Zane got sucked in when he was a teenager growing up in New Tampa and Riverside Heights. He started using a twin-lens reflex camera to capture square frames of landscapes, and sent his rolls off to be processed in Utah before learning how to develop black and white film at home.

“I really like cameras and mechanical things,” said Zane, now 26. “I wanted to have something that I didn’t have that sense of obsessing about what the image looked like right after I took it. It forced me to just be in the moment.”

Soon Zane was shooting nearly a dozen rolls (and spending hundreds of dollars on processing) each month. In the pursuit of a more economical system, Zane emptied his savings and purchased a $6,000 lab-grade film scanner. Oh shoot, he thought. What have I done?

At first, he just used the machine for himself and some friends. Then to help recoup his investment, he started a small side business out of his house. Customers dropped off film in his mailbox, and he scanned once a week.
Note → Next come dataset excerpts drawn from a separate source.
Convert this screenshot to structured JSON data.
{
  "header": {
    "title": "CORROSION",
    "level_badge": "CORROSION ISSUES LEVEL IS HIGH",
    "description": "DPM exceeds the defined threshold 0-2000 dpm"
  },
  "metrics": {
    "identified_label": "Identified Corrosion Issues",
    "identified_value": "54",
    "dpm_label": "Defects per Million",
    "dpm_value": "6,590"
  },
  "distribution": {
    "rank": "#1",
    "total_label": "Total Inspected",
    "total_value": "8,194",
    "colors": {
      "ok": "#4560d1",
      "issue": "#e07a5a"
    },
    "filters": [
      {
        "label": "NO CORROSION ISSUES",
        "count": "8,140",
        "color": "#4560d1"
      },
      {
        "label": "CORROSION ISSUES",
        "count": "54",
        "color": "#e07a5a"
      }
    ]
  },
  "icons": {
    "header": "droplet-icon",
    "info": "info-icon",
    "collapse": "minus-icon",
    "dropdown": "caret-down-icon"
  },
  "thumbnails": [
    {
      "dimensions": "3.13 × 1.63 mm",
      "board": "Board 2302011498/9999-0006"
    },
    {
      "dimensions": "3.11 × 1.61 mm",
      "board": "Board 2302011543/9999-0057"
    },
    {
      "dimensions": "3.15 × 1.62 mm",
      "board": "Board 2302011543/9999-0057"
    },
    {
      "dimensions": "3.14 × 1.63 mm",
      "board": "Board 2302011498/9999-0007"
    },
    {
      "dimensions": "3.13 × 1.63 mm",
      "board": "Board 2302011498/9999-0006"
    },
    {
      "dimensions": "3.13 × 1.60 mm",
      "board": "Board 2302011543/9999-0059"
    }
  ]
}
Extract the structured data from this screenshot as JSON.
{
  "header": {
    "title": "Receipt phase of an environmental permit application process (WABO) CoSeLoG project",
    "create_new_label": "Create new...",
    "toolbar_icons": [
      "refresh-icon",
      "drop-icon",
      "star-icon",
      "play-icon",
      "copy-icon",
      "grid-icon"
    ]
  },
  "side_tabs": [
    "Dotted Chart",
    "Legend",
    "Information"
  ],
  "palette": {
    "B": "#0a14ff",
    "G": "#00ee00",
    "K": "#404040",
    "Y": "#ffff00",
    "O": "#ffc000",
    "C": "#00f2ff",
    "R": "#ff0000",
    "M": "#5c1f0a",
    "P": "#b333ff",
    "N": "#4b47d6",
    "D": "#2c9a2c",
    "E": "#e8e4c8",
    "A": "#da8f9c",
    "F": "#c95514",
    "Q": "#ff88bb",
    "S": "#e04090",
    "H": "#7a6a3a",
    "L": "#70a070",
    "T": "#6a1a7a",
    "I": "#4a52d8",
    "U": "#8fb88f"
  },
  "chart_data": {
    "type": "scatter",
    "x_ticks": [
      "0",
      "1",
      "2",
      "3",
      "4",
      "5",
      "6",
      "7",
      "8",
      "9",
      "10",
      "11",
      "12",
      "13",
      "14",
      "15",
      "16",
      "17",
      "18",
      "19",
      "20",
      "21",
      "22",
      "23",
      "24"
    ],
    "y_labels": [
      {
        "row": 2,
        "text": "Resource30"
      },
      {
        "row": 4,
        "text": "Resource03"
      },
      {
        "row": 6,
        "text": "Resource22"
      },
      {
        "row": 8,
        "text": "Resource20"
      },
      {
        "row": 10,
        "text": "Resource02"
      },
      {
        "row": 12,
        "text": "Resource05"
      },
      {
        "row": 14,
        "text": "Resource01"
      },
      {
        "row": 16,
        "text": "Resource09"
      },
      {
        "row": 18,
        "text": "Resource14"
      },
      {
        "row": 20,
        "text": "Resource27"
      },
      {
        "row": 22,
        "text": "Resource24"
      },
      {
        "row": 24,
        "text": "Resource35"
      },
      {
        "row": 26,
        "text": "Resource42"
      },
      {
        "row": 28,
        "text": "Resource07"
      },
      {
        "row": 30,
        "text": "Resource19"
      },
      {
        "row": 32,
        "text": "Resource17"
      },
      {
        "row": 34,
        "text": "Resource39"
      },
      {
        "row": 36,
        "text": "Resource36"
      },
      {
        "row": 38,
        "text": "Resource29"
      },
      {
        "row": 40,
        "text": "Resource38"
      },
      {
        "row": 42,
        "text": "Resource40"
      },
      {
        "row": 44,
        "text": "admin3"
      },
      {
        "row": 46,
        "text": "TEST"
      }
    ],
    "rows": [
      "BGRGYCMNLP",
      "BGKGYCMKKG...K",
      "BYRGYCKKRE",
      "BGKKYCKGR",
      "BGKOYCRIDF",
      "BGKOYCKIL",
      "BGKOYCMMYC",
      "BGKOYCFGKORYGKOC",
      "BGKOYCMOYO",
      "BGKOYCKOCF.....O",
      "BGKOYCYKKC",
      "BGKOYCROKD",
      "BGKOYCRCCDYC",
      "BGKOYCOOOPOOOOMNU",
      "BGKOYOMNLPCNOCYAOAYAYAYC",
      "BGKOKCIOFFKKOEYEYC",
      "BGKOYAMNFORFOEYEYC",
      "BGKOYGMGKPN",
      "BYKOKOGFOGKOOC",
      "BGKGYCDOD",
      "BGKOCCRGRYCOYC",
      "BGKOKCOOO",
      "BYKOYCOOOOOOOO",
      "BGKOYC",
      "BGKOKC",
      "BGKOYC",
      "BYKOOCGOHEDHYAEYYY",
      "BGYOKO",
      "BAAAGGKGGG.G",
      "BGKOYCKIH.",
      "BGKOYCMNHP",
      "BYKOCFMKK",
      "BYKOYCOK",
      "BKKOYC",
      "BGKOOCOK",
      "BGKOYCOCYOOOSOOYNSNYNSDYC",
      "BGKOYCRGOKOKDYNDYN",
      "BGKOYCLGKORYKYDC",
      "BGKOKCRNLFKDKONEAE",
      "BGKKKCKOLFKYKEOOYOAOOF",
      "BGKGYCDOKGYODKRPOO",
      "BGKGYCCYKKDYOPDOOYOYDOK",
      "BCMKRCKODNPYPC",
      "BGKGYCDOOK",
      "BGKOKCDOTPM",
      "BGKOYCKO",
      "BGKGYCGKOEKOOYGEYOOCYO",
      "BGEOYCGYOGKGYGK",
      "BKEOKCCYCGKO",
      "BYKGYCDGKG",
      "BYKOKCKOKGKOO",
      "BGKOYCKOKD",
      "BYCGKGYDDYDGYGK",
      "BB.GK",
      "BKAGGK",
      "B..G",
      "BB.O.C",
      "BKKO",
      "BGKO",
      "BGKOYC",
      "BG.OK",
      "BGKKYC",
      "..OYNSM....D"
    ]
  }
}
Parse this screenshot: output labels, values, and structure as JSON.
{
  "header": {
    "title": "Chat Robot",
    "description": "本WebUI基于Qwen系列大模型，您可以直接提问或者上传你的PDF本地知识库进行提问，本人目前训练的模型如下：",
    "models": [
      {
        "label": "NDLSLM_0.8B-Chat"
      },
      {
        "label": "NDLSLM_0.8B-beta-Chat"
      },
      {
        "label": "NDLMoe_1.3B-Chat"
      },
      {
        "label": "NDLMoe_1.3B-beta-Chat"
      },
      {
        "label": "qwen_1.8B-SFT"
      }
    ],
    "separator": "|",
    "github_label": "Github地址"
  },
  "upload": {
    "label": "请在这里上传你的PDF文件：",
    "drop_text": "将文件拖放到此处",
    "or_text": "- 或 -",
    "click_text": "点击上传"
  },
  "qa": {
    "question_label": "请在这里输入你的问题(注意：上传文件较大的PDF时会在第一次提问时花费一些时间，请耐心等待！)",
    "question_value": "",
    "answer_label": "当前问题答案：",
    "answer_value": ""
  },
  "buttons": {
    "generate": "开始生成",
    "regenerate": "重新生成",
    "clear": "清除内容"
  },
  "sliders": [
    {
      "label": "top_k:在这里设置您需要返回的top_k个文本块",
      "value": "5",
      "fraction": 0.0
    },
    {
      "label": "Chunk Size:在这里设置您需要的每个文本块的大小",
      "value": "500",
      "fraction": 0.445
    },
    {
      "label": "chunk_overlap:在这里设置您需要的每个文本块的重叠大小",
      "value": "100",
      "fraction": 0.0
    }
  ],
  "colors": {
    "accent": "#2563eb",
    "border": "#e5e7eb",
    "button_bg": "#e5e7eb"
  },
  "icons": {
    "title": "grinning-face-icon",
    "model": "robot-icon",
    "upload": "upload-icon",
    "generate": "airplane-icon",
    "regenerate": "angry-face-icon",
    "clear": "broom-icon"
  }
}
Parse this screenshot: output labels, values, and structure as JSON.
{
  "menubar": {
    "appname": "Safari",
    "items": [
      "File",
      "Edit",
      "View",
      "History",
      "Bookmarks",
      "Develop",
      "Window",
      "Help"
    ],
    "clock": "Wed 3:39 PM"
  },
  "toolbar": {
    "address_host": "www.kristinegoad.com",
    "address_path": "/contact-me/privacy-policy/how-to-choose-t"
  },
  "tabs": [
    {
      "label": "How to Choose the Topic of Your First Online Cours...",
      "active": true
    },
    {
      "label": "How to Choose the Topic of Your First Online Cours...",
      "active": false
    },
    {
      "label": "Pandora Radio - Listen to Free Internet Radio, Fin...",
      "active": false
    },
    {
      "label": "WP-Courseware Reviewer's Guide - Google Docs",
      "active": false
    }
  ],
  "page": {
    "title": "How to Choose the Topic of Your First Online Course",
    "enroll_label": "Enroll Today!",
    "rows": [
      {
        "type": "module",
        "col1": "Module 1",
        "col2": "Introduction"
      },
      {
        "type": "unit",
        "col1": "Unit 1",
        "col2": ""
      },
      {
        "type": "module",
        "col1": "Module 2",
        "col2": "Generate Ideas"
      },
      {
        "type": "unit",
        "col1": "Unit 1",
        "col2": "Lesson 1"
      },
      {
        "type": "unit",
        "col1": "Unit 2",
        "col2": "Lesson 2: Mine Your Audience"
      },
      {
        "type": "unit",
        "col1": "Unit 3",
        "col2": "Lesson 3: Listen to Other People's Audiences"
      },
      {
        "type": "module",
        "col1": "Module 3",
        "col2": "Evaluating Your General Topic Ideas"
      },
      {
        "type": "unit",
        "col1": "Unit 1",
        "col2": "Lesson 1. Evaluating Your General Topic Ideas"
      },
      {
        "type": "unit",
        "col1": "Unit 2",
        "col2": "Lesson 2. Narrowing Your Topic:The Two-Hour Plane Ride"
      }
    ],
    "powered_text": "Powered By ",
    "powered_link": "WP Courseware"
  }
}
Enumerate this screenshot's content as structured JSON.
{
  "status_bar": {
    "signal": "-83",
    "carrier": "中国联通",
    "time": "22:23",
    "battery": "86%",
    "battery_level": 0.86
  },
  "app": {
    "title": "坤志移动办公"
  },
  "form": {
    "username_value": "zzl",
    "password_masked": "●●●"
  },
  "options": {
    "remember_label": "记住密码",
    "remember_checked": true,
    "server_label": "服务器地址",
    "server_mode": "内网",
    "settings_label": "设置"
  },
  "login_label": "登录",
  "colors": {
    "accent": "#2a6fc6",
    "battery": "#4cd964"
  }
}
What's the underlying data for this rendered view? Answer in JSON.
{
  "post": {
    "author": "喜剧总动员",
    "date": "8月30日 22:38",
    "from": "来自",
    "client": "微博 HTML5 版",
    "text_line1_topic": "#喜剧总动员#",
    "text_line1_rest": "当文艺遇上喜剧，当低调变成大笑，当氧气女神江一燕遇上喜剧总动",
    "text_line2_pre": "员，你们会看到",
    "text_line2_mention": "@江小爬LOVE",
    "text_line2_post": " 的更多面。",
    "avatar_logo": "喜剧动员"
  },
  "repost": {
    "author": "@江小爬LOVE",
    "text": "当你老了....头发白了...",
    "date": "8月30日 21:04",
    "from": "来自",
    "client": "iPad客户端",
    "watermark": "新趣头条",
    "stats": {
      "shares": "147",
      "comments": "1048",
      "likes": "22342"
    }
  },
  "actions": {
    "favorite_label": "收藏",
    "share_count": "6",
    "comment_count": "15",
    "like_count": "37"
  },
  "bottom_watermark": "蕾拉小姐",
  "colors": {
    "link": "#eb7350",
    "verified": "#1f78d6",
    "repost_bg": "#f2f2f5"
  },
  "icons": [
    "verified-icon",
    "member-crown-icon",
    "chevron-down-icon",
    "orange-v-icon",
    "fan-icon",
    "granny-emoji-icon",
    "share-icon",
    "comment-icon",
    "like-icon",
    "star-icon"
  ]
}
When the pandemic hit, Zane’s commercial photography jobs dried up, so he started taking on more scanning jobs and hired two friends who had found themselves unemployed. By 2021, he and his wife, Julia, were expecting their first child and had finally outgrown the home setup. He signed a yearlong lease for a 2,000-square-foot space at 1704 N Nebraska Ave. The brick-and-mortar Coastal Film Lab officially opened in August, just two months before his son was born. Business tripled almost immediately.

Film photography has seen an upswing in the last five or so years, with even more folks picking up the hobby during the pandemic. While that means plenty of customers for Zane, the growing interest has made it harder to find equipment, especially since film companies stopped making most products in the early 2000s. Zane spends a lot of time digging around online for machines from labs that are closing down. He’s been known to fly to other states to scope out equipment in person.

“If you want to do this, you have to go find it all used, and the people that sell it are like the shadiest people you can imagine,” Zane said. “They call them the Minilab mafia.”

Alex Vicente, who has a background fixing cars, works on the cameras and equipment that come in.

“The more you look into mechanical systems, the more you’ll go, ‘Oh my God, this is all the same stuff just remixed into a different package,’” said Vicente, 26.

Vicente and Zane both have a hand in film processing, which happens in the back of the business. Black and white film spins around in a tank in one small room, and a waist-high machine, roughly the size and general appearance of an office printer, processes color film nearby. Arron McNeile, a St. Petersburg-based photographer who often shoots weddings on film, also works as a lab tech. Zane offered him a job after many conversations they had when McNeile would bring in his own film.

“In this community, there’s a lot of gatekeepers that are just like, ‘This is my secret, you’re not going to learn anything about it,’” said McNeile, 32. “So being here and watching all the customers come in and just chatting with us and becoming our friends is cool. You get people shooting film, all doing the same exact thing that keeps us alive, and you all have the same passion for it.”

The space also started hosting the occasional gallery show. Other times, photographers book time in the studio, which is decked out with multiple backdrops and tucked in the corner of the lab.

“The lab was the vehicle to make money, but we just wanted to make a space that was like a cultural center,” Zane said.

“I mean, eventually we’ll be able to make an OK living at it, but it’s never going to be something that we’re going to be, you know, making bank or whatever at. I just really love this.”